The short answer is no.  Even though they both do not use oxygen and have similar parts to them, there are some differences between fermentation and anaerobic respiration.  In fact, anaerobic respiration is actually much more like aerobic respiration than it is like fermentation.


Most science classes the majority of students take really only discuss fermentation as an alternative to aerobic respiration.  Aerobic respiration begins with a process called glycolysis.  In glycolysis, a carbohydrate (such as glucose) gets broken down and, after losing some electrons, forms a molecule called pyruvate.  If there is a sufficient supply of oxygen, or sometimes other types of electron acceptors, the pyruvate then goes on to the next part of aerobic respiration.  The process of glycolysis will make a net gain of 2 ATP.

Fermentation is essentially the same process.  The carbohydrate gets broken down, but instead of making pyruvate, the final product is a different molecule depending on the type of fermentation.  Fermentation is most often triggered by a lack of sufficient amounts of oxygen to continue running the aerobic respiration chain.  Humans undergo lactic acid fermentation.  Instead of finishing with pyruvate, lactic acid is created instead.  Long distance runners are familiar with lactic acid.  It can build up in the muscles and cause cramping.

Other organisms can undergo alcoholic fermentation where the end product is neither pyruvate nor lactic acid.  This time, the organism makes ethyl alcohol as an end product.  There are also several other types of fermentation that are not as common, but all have different end products depending on the organism that is undergoing the fermentation.  Since fermentation does not use the electron transport chain, it is not considered a type of respiration.

Anaerobic Respiration

Even though fermentation happens without oxygen, it is not the same as anaerobic respiration.  Anaerobic respiration begins the same way as aerobic respiration and fermentation.  The first step is still glycolysis and it still creates 2 ATP from one carbohydrate molecule.  However, instead of just ending with the product of glycolysis like fermentation does, anaerobic respiration will create pyruvate and then continue on the same path as aerobic respiration.

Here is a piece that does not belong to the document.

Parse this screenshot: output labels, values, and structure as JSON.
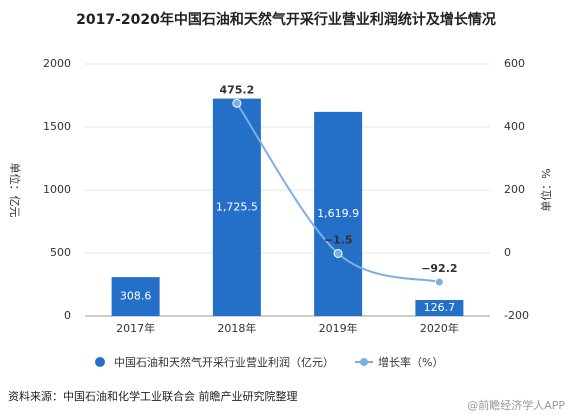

After making a molecule called acetyl coenzyme A, it continues on into the citric acid cycle.  More electron carriers are made and then everything ends up at the electron transport chain.  The electron carriers deposit the electrons at the beginning of the chain and then, through a process called chemiosmosis, produce many ATP.  In order for the electron transport chain to continue working, there must be a final electron acceptor.  If the final electron acceptor is oxygen, the process is considered aerobic respiration.  However, some types of organisms, like many types of bacteria and other microorganisms, can use different final electron acceptors.  These include, but are not limited to nitrate ions, sulfate ions, or even carbon dioxide.  

Scientists believe that fermentation and anaerobic respiration are more ancient processes than aerobic respiration.  Lack of oxygen in the early Earth's atmosphere made aerobic respiration impossible at first.  Through evolution, eukaryotes acquired the ability to use the oxygen "waste" from photosynthesis to create aerobic respiration.